Article about this in the NYTimes today, front page below the fold. See HERE:
Journal’s Paper on ESP Expected to Prompt Outrage
By BENEDICT CAREY
Published: January 5, 2011
One of psychology’s most respected journals has agreed to publish a paper presenting what its author describes as strong evidence for extrasensory perception, the ability to sense future events.
The decision may delight believers in so-called paranormal events, but it is already mortifying scientists. Advance copies of the paper, to be published this year in The Journal of Personality and Social Psychology, have circulated widely among psychological researchers in recent weeks and have generated a mixture of amusement and scorn. ...

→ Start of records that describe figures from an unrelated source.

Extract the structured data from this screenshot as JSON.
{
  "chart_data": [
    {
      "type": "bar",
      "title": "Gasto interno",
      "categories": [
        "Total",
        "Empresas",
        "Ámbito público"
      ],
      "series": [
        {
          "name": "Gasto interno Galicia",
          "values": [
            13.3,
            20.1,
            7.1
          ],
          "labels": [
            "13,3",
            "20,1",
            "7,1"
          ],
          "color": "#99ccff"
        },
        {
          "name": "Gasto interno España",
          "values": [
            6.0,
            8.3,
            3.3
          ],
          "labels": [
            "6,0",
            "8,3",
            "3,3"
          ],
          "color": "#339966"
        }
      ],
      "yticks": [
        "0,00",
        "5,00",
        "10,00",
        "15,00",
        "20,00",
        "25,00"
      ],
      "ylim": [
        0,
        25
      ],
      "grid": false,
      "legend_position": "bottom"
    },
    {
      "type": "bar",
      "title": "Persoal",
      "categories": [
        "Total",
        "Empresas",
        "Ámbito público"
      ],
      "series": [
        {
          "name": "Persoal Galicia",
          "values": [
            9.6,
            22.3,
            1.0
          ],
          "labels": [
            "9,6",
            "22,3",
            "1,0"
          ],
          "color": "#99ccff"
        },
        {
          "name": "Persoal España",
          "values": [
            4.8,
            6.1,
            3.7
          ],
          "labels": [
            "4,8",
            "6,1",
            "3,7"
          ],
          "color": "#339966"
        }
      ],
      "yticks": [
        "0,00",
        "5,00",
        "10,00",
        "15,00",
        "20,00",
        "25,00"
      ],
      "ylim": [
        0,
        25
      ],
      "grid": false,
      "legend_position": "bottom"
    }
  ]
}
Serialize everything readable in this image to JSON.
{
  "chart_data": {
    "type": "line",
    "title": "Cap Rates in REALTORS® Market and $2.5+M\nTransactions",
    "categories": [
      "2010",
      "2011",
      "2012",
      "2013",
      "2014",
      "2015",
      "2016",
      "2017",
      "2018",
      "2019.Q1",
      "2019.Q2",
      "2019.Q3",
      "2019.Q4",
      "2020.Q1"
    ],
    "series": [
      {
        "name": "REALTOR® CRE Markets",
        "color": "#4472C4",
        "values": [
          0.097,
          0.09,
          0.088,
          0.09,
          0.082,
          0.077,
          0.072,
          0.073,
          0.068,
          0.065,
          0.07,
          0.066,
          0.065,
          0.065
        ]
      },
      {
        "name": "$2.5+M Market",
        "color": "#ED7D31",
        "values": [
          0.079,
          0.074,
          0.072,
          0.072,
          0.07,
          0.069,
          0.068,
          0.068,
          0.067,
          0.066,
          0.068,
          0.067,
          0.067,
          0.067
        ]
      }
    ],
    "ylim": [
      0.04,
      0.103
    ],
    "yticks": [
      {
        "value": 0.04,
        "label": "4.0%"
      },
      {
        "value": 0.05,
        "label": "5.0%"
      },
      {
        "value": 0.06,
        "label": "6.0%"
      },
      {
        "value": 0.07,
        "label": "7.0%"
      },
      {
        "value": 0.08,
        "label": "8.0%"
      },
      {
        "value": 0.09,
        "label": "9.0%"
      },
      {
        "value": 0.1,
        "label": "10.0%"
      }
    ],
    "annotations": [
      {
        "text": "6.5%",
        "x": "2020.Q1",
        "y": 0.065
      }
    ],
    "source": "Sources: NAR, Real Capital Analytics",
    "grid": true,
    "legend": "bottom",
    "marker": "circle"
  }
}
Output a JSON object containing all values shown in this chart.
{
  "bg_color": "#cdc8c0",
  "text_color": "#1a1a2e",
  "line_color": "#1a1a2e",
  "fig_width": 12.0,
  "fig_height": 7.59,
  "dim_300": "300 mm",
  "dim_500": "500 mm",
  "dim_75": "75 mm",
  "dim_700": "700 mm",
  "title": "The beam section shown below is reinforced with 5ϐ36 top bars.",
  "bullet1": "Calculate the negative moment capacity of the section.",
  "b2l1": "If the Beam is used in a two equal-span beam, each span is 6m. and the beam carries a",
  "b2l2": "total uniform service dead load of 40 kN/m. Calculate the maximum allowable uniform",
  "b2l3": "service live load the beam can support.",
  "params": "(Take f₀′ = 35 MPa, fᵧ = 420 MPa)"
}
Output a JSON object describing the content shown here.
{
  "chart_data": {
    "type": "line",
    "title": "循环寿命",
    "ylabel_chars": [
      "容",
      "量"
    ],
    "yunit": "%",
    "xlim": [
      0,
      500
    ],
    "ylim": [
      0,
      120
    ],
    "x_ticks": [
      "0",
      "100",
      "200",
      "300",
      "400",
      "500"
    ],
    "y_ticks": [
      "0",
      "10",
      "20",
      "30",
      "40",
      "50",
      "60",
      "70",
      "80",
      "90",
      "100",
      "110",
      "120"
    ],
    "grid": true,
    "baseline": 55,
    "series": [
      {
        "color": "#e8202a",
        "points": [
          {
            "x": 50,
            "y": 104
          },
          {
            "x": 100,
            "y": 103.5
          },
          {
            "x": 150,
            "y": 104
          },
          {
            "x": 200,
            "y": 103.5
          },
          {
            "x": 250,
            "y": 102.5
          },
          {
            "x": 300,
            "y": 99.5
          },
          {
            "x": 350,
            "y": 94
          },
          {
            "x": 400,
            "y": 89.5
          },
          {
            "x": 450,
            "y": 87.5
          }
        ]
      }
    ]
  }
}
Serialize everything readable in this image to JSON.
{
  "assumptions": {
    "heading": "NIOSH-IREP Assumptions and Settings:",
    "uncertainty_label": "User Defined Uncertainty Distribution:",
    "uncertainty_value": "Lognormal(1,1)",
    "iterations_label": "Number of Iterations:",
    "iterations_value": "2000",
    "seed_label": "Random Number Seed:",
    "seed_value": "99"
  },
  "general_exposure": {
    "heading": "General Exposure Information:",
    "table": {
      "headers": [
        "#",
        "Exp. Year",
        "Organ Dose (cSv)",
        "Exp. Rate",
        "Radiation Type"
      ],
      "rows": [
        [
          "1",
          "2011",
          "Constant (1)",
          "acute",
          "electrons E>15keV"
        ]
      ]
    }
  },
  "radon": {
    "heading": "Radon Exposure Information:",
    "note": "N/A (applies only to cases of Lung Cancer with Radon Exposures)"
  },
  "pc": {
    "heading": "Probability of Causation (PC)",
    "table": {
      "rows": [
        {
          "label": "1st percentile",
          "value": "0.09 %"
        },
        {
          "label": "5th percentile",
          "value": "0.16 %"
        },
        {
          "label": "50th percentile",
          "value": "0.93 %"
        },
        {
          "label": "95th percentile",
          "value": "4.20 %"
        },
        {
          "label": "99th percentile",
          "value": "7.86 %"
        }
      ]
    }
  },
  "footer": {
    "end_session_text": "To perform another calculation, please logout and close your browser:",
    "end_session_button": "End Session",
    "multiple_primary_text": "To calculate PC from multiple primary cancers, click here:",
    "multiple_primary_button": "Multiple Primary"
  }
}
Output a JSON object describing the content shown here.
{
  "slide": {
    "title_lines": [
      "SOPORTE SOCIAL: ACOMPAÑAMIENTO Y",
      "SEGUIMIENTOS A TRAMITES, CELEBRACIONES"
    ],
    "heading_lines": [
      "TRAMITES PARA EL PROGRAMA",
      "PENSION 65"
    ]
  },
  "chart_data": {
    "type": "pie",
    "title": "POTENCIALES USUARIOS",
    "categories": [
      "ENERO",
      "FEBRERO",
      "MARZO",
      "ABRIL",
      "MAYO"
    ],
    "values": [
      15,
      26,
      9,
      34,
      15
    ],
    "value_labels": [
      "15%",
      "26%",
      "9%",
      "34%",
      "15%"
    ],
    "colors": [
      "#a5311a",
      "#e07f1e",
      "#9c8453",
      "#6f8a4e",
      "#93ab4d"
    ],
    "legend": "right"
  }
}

The story is decent enough, as far as it goes, but one quibble I have is with this point:
... if ESP exists, why aren’t people getting rich by reliably predicting the movement of the stock market or the outcome of football games?
The problem is that one doesn’t need ESP to reliably predict such things. (At least, it’s not clear that one does). If one is smart enough to be able to know all the variables that go into the problem, one may be able to reliably predict such things.
The better example involves lottery tickets or gaming outcomes at slots, cards, roulette, etc. If ESP of the kind Bem suggests were real, we’d expect people to win at these games of chance significantly more than would be expected by sheer chance. But AFAIK there is absolutely no evidence that they do.
That alone is a refutation of the claim that people have precognitive ESP.